Dans un éditorial paru dans le quotidien londonien en arabe Al-Sharq al-Awsat le 18 mars 2007, Tariq Al-Homayad, rédacteur en chef du journal, critique l’ingérence du Qatar dans la politique du Moyen-Orient. Extraits: [1]
Le Qatar parle de panarabisme, de libération et de combat, alors qu’il héberge la plus grande base militaire américaine.
“Alors que les problèmes régionaux sont en voie d’être réglés, le Qatar se cherche une fois de plus un rôle. La crise étant cette fois plus forte, tous les grands acteurs se sont mobilisés, et Doha n’a rien trouvé de mieux à faire que d’évoquer les pires attaques et mauvais traitements (subis par le Moyen-Orient) dans les années 1960.
Les manœuvres du principal acteur – par là j’entends l’Arabie saoudite – ont fait perdre la tête aux Qataris. Ainsi nous voyons et entendons leur offensive flagrante contre Riad et tous ceux qui s’efforcent de stabiliser la région.
Le problème des dirigeants qataris, c’est qu’ils n’ont ni crédibilité, ni poids politique, et les premiers à en témoigner sont les partis qui vivent une lune de miel avec eux.

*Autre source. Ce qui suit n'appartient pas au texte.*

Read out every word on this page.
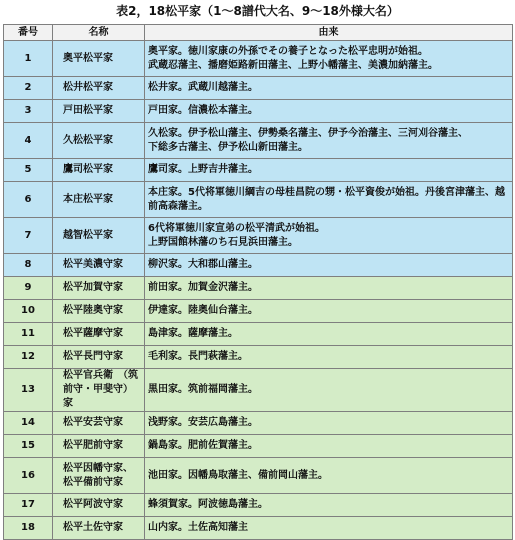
表2，18松平家（1～8譜代大名、9～18外様大名）
番号	名称	由来
1	奥平松平家	奥平家。徳川家康の外孫でその養子となった松平忠明が始祖。
武蔵忍藩主、播磨姫路新田藩主、上野小幡藩主、美濃加納藩主。
2	松井松平家	松井家。武蔵川越藩主。
3	戸田松平家	戸田家。信濃松本藩主。
4	久松松平家	久松家。伊予松山藩主、伊勢桑名藩主、伊予今治藩主、三河刈谷藩主、
下総多古藩主、伊予松山新田藩主。
5	鷹司松平家	鷹司家。上野吉井藩主。
6	本庄松平家	本庄家。5代将軍徳川綱吉の母桂昌院の甥・松平資俊が始祖。丹後宮津藩主、越前高森藩主。
7	越智松平家	6代将軍徳川家宣弟の松平清武が始祖。
上野国館林藩のち石見浜田藩主。
8	松平美濃守家	柳沢家。大和郡山藩主。
9	松平加賀守家	前田家。加賀金沢藩主。
10	松平陸奥守家	伊達家。陸奥仙台藩主。
11	松平薩摩守家	島津家。薩摩藩主。
12	松平長門守家	毛利家。長門萩藩主。
13	松平官兵衛　（筑前守・甲斐守）家	黒田家。筑前福岡藩主。
14	松平安芸守家	浅野家。安芸広島藩主。
15	松平肥前守家	鍋島家。肥前佐賀藩主。
16	松平因幡守家、
松平備前守家	池田家。因幡鳥取藩主、備前岡山藩主。
17	松平阿波守家	蜂須賀家。阿波徳島藩主。
18	松平土佐守家	山内家。土佐高知藩主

Le Qatar parle de panarabisme, de libération et de lutte, alors que sur son sol se trouve la plus importante base militaire américaine. [Les Qataris] parlent de tolérance religieuse alors que Doha est devenue une tribune où Al-Qaïda montre ses films pour diffuser son idéologie empoisonnée. L’un de ses reporters est actuellement en prison pour avoir collaboré avec Al-Qaïda.

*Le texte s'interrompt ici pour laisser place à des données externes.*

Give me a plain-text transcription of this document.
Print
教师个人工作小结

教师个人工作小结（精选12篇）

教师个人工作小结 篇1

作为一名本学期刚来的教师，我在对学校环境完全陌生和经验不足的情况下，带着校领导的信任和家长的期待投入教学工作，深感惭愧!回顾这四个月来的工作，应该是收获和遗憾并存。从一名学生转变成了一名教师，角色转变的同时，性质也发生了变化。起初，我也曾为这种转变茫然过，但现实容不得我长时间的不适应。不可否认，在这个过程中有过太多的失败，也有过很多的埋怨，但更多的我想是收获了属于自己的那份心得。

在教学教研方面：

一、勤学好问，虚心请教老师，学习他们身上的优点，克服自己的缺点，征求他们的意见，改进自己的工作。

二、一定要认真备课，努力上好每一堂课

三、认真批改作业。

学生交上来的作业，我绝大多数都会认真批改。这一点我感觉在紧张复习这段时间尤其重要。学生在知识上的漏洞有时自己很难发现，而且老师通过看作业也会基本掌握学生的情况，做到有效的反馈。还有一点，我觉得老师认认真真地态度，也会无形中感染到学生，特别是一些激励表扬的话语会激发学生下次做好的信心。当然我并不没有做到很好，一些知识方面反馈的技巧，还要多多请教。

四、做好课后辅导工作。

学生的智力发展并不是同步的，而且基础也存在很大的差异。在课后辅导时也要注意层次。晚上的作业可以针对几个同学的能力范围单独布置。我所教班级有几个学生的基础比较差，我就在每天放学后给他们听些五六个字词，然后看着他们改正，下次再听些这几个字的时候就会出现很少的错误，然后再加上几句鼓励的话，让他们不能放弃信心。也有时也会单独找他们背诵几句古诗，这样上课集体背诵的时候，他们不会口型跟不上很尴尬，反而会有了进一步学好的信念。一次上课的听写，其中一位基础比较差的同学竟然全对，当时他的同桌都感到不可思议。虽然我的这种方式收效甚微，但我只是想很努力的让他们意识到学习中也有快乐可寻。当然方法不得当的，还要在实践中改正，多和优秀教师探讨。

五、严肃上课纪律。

Ils parlent de la cause palestinienne, alors qu’ils sont les premiers à se ruer vers Israël. (Toutefois), quand Israël a voulu discuter de l’initiative arabe – celle du roi ‘Abdullah Ben ‘Abd al-Aziz, le Qatar a été le premier à être ignoré par Israël.”

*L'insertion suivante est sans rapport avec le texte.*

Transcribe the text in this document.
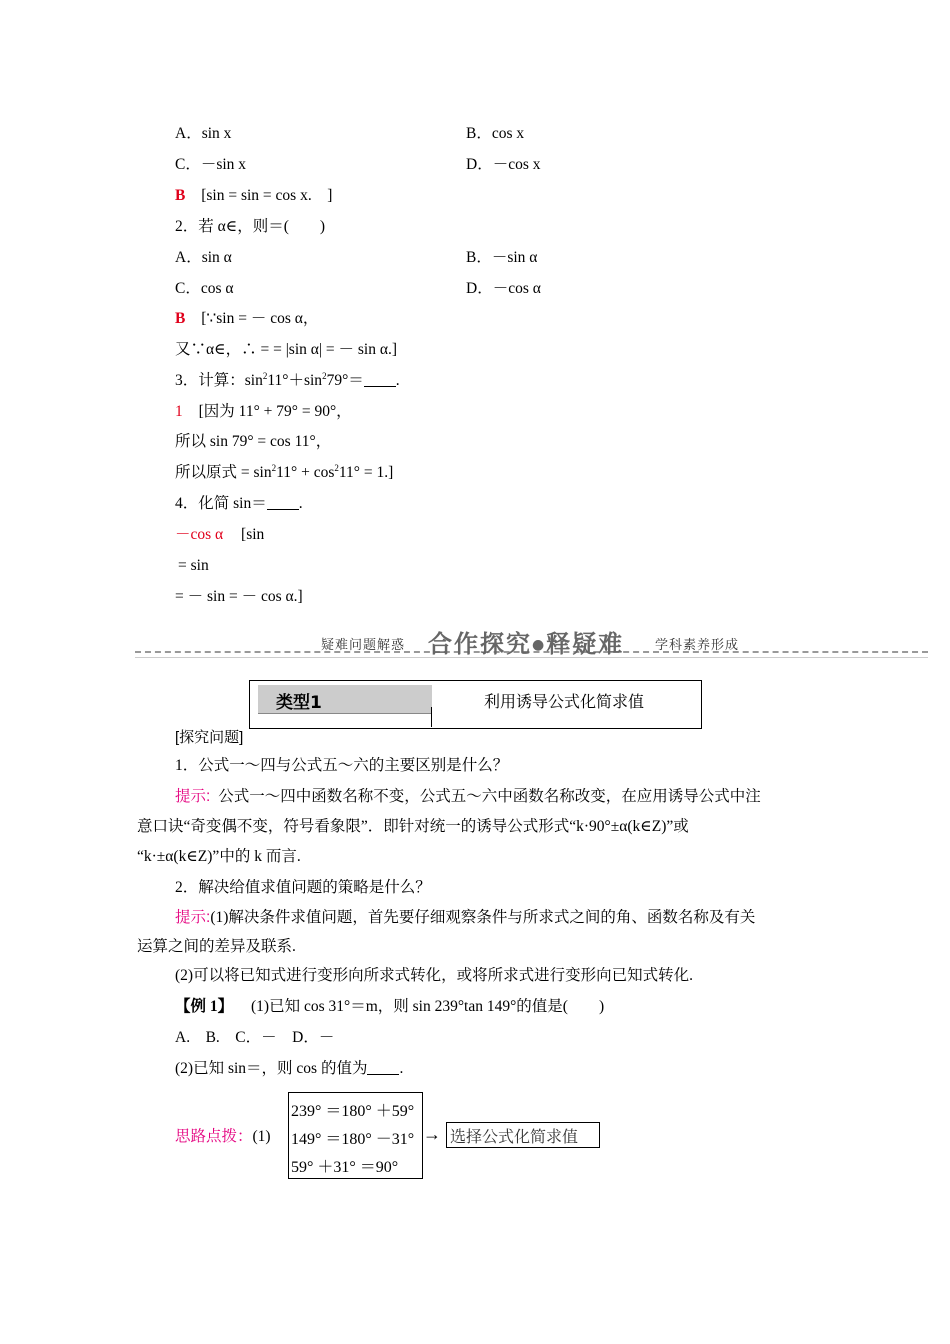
A．sin x	B．cos x
C．－sin x	D．－cos x
B [sin = sin = cos x.　]
2．若 α∈，则＝(　　)
A．sin α	B．－sin α
C．cos α	D．－cos α
B [∵sin = － cos α，
又∵α∈，∴ = = |sin α| = － sin α.]
3．计算：$\sin^211^\circ+\sin^279^\circ=$ .
1 [因为 11° + 79° = 90°，
所以 sin 79° = cos 11°，
所以原式 = $\sin^211^\circ + \cos^211^\circ = 1$.]
4．化简 sin＝ .
－cos α [sin
= sin
= － sin = － cos α.]
疑难问题解惑 合作探究●释疑难 学科素养形成
类型1	利用诱导公式化简求值
[探究问题]
1．公式一～四与公式五～六的主要区别是什么？
提示: 公式一～四中函数名称不变，公式五～六中函数名称改变，在应用诱导公式中注
意口诀“奇变偶不变，符号看象限”．即针对统一的诱导公式形式“k·90°±α(k∈Z)”或
“k·±α(k∈Z)”中的 k 而言.
2．解决给值求值问题的策略是什么？
提示:(1)解决条件求值问题，首先要仔细观察条件与所求式之间的角、函数名称及有关
运算之间的差异及联系.
(2)可以将已知式进行变形向所求式转化，或将所求式进行变形向已知式转化.
【例 1】 (1)已知 cos 31°＝m，则 sin 239°tan 149°的值是(　　)
A.　B.　C．－　D．－
(2)已知 sin＝，则 cos 的值为 .
思路点拨：(1)
239° ＝180° ＋59°
149° ＝180° －31°
59° ＋31° ＝90°
→ 选择公式化简求值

La politique du Qatar à Beyrouth a été une politique de “duperie et d’incitation à la haine”
“Pendant que Doha proclamait sa dévotion au Liban, des bombes intelligentes étaient transportées de son sol vers Israël lors de la guerre de 33 jours. Alors même que l’émir qatari parlait de la ‘victoire tant attendue’ au Liban, son ministre des Affaires étrangères, encore à bord de son avion, tenait les Israéliens au courant des moindres détails consécutifs à la conférence de Beyrouth. (…)
Quand les Qataris évoquaient leurs craintes concernant l’avenir du Liban, leur politique à Beyrouth ne différait pas de celle de la chaîne télévisée Abou Adas (télévision syrienne) – une chaîne de duperie et d’incitation (à la violence). Tout le monde a pu constater la façon dont les dirigeants qataris ont éludé le sujet de la conférence de Paris III (sur la réhabilitation du Liban).
Il en va de même de la position du (Qatar vis-à-vis de) Bagdad. (Les Qataris) ont été une source de différends pour tout ce qui touche à l’Irak (…)”
Les grandes questions nécessitent des hommes d’Etat, non des commerçants en crise ou des Etats microphones.
“Voici le Qatar, qui se cherche un rôle dépassant sa signification et sa crédibilité politiques. Aujourd’hui, les Libanais sont dans une meilleure situation – depuis l’accord de la Mecque – et les Irakiens parlent de réconciliation nationale. Leurs délégations ont entrepris le trajet vers Riad. Les Iraniens se sont débarrassés des Syriens et des autres médiateurs, et sont venus parler face-à-face avec les Saoudiens. Les grandes questions nécessitent des hommes d’Etat et non des commerçants en crise ou des Etats microphones comme Doha et ses dirigeants.
De même, les Libanais évoquent des solutions qui pourraient s’avérer utiles et bénéfiques, sous un parapluie irano-saoudien. Israël scrute, manœuvre et s’apprête à reconsidérer l’initiative arabe proposée par l’Arabie saoudite, tandis que les Américains agissent (de concert) avec Riad pour (chercher un règlement à) toutes ces questions en suspens dans la région.
Et finalement, le sommet arabe devant se tenir en Arabie saoudite se prépare, et tout (ce qui précède) explique le comportement erratique du Qatar – bien que telle ait été son attitude envers Riad depuis l’éviction de son (précédent émir). Bien sûr, la meilleure réaction face à ce comportement est pour Riad de poursuivre son travail politique. Le Qatar est une goutte dans l’océan qui n’aura aucune sorte d’influence. Après tout, en temps de détresse, ce sont les lois de la nature qui l’emportent, remettant chacun à sa place.”